Even as between the parties, it seems an assignment would not be valid, unless executed with the schedules annexed. In Weeks v. Maillardet, (14 East, 568,) there was an agreement to deliver up to the plaintiff, on a future day, the whole of the mechanical pieces as per schedule annexed, so much to be paid therefor on the day that the plaintiff delivered the pieces as therein mentioned. Both parties executed both parts or duplicates of the agreement under seal; and the subscribing witness had present at the time an exact inventory of the property, and on which they had agreed, and which he afterwards copied upon the part or executed copy belonging to each. But the court held the contract insensible; and that it had no object to operate upon, without the schedule. From the report of the case, it seems that the judges did not put their decision merely on the nonexistence of the schedule at the time, or rather part of them did not advert to that circumstance; but on the ground that it was not, as it purported to be, a scheduled instrument. And in that case, as here, the instrument purported to convey the whole of his mechanical pieces. (And see Burgh v. Preston, 8 T. R. 486; Brake v. Smith, Moor, 679; Zouch v. Clay, 3 Lev. 35.)
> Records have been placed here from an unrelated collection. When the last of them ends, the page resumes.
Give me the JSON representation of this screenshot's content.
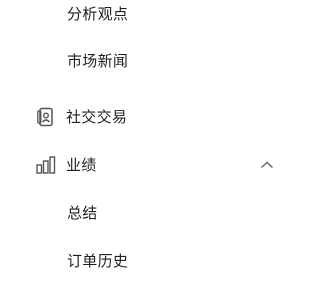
{
  "menu": {
    "items": [
      {
        "label": "分析观点"
      },
      {
        "label": "市场新闻"
      },
      {
        "label": "社交交易",
        "icon": "social-trading-icon"
      },
      {
        "label": "业绩",
        "icon": "bar-chart-icon",
        "expanded": true
      },
      {
        "label": "总结"
      },
      {
        "label": "订单历史"
      }
    ]
  },
  "colors": {
    "text": "#1f1f1f",
    "icon": "#555555",
    "background": "#ffffff"
  }
}
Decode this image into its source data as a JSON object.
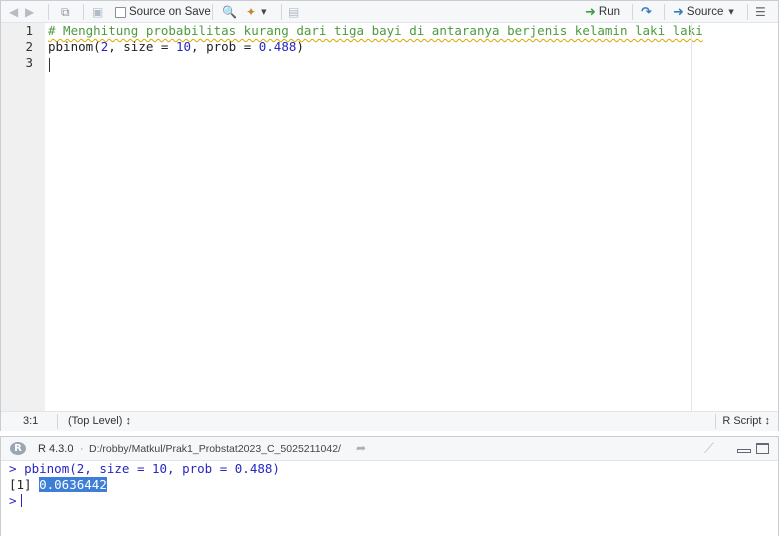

There are some other decisions which sustain this view of the case. In Averill v. Loucks, (6 Barb. 474,) which was a contest among creditors, it was held that the assignments were void, where all the property was assigned to pay debts in certain schedules “annexed,” and schedules giving preferences were to be made and annexed as soon as praticable, and within *48sixty days in one, and thirty in the other; and one of them provided that a schedule of the personal property should be added xvithin thirty days. What is not attached to the instrument, in such cases, is no part of it; and if afterwards attached by consent of all parties, it forms anew deed. (Cook v. Remington, 6 Mod. 237.) If another instrument is referred to, and so described as to make clear the identity, it becomes incorporated by the reference. (Habergham v. Vincent, 3 Ves. Jun. 228. Tonnele v. Hall, 4 Comst. 143.) And so where the instrument was an absolute conveyance, and the annexation of the schedule not a condition precedent, although it was provided that schedules should be made and annexed at some future time, it was held to be valid. (Keyes v. Brush, 2 Paige, 311.) And sometimes a subsequent misdescription does not vitiate. (Mann v. Mann, 14 John. 1. Doe v. Greathead, supra.) But the case is different where the schedule is made a part of the conveyance, and is referred to as containing a specification of property conveyed, and was intended to be annexed. It must then be annexed, not only as a description and specification of the property, but it is necessary by the very terms of the instrument, to complete the conveyance or transfer.

Affixing the schedule after the suit was commenced did not remove the difficulty. If it had been duly authorized by the parties to it and re-delivered, it might have been a valid assignment of the personalty, as between the parties, from that date. But if done by the assignees only, or by one authorized to act for them, it was a material alteration, and would make the assigment, at least, void for the purposes of evidence. (Pigot’s case, 12 Coke, 27. Chitty on Cont. 677, 591. Lewis v. Payne, 8 Cowen, 71. Waring v. Smyth, 2 Barb. Ch. 119.) But I find no proof that it ever was annexed by the authority of the parties, or with their knowledge.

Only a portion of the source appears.